Simple examples of unintuitive nature of probability: Flipping a coin 5 times in a row, is it more likely to see the series heads, tails, tails, heads, tails, or 5 heads in a row? Indeed anyone familiar with basic math knows the probabilities are the same, but people never confronted with it almost universally see 5 heads in a row as less likely. But this gets trickier and trickier with more complex examples, for instance: rolling two dice simultaneously, what's the probability of rolling the same value on both dice? One might say it is 6 (the number of ways to roll the same value) divided by 6x6 (total number of values we can roll), i.e. 1/6; however someone else might count the total number of possibilities as a combination with repetitions, Cr(6,2) = 21, arriving at result 6/21 = 2/7, which actually makes some sense and is correct under certain assumption, but with respect to the real world we actually wanted the first result.

NOTE on terminology: a term central to probabilistic mathematics is event -- something which may or may not occur as result of what's usually called an "experiment" (also "sample", "data point", "observation", "instance" and so on). Likelihood of the event's occurrence is designated by the event's probability. An example of event may be "coin landing heads" or "life existing on Mars". Although the term event is traditionally the most common one, we may also call it an outcome, condition etc., which may however bring in confusion (considering e.g. terms such as conditional probability and so on).

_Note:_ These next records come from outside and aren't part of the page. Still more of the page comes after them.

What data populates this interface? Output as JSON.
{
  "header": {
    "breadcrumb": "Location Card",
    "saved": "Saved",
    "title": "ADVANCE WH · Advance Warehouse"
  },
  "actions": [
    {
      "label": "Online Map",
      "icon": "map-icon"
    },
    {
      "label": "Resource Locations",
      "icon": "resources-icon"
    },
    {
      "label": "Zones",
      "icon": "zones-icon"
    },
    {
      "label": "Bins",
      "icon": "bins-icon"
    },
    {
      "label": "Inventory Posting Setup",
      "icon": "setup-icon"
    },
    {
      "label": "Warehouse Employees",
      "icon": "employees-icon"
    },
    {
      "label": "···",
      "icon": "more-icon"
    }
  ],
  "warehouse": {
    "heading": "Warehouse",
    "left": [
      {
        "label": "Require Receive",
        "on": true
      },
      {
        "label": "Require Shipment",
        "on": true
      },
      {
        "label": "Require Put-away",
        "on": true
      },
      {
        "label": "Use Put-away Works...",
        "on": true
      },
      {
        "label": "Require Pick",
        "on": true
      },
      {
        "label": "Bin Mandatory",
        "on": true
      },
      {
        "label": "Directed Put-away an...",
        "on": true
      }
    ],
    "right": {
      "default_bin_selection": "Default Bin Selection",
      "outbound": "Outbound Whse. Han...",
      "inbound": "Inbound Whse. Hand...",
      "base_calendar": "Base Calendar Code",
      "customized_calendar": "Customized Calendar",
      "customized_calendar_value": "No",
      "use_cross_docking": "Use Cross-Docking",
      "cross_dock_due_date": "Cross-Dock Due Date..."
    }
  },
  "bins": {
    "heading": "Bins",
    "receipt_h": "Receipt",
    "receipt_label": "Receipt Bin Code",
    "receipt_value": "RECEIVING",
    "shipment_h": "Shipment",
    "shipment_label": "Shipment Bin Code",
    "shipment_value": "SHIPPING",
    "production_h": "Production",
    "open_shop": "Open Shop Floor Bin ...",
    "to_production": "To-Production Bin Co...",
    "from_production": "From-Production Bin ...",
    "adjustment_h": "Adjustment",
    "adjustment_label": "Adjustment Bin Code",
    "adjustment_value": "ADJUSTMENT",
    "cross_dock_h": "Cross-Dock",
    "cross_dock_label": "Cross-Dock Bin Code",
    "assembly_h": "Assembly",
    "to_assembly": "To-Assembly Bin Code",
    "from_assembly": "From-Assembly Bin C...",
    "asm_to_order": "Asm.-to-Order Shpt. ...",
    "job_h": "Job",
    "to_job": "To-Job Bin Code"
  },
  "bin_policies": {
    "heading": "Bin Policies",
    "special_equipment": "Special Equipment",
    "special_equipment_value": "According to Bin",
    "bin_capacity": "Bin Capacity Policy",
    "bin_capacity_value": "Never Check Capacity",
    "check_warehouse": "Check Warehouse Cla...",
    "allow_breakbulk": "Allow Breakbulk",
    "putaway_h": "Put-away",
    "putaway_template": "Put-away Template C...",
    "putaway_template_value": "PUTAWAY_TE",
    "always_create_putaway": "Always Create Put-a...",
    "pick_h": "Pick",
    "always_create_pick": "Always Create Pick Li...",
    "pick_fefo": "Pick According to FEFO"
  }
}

To address the mysteriousness and obscurity we poked on above, let's start by asking the most basic question: What IS probability really? If we claim that "Probability of life existing on Mars is X.", what do we really mean? Was this probability different 100 years ago when we had much less knowledge about the planet? Is the exact value subject to opinion? Is there a completely objective, unquestionable way to state such probability? This is all quite messy and non-mathematical talk, so what to do now? Of course different definitions of the term "probability" exist, but which one is the most reasonable and appropriate in given situation? Well, firstly notice that as long as we're just performing formal mathematical calculations, guided by the traditional "shut up and calculate" mindset, we have no problem once we simply adopt a definition. Considering a set of options (e.g. future events), exactly one of which will occur with absolute randomness (i.e. without us having any further clue about how likely each one might occur), we define probability of condition (event) x being true as:

P(x) = (count of options satisfying x) / (count of all possible options)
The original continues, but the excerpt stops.